Desde el 2 de julio de 1943 Kuhn estaba con el Schlachtgeschwader 101, una formación de capacitación de apoyo cercano, volando aviones asalto blindado Hs 129 desde París-Orly. En febrero de 1944 fue asignado a la Flugzeugführerüberprüfungsschule en Quedlinburg, y en mayo se envió a su última unidad, 3./Uberfiihrungsgruppe West (3º Escuadrón de vuelo de autotransporte del Grupo Occidental).
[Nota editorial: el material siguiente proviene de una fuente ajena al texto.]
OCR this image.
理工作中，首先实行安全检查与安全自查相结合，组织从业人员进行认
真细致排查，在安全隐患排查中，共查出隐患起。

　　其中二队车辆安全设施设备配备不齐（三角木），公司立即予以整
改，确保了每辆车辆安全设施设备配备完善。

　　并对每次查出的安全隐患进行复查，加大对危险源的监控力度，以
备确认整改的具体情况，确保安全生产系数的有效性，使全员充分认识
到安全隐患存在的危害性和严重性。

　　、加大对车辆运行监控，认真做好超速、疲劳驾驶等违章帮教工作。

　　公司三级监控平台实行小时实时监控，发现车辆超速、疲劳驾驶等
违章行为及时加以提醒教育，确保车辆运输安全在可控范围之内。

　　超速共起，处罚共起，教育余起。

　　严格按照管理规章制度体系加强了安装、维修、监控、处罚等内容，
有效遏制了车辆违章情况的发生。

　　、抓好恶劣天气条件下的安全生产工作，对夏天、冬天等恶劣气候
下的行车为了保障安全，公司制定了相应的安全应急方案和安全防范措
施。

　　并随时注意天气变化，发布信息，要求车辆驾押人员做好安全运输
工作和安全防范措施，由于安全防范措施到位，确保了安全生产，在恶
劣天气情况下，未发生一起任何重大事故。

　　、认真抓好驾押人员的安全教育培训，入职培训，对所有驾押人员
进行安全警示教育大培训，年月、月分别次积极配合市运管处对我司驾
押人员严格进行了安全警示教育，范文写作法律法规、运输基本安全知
Los pilotos de esta unidad, que constaban de cuatro Staffeln y un Stab, se dedicaban a transportar aviones y los establecimientos industriales y plantas de ensamblaje de los diferentes unidades de primera línea. Después de la invasión aliada de Francia, las pérdidas del Grupo Occidental de Autotransporte se dispararon, los pilotos tuvieron que volar en todas las condiciones climáticas y sus aeronaves a menudo se dañaban mientras aterrizaban en improvisadas pistas de aterrizaje. 

Para entonces Kuhn se había dado cuenta de que la guerra estaba perdida para el Reich y decidió desertar. Una oportunidad favorable llegó el 30 de agosto, cuando 14 Fw 190 tuvieron que ser transportados al JG 26 en Bruselas-Melsbroek. Kuhn despegó de Wiesbaden, y, como el tiempo era malo, logró desvincularse de los demás sin que se notara. Su curso lo llevó ahora a través de Ostende y el Canal Inglés en vuelo recto a bajo nivel hasta el sur de Inglaterra. Kuhn evitó el aterrizaje en un aeródromo de la RAF, donde habría corrido el riesgo de ser derribado por el fuego antiaéreo. En su lugar, hizo un aterrizaje de panza perfecto en un campo cerca de Monkton Farm Road, cerca de Manston, en Kent. Su Fw 190A-8, WNR. 171747 fue sólo ligeramente dañado y posteriormente puesto en exhibición en la feria de Farnborough del equipo alemán capturado antes de ser desechado.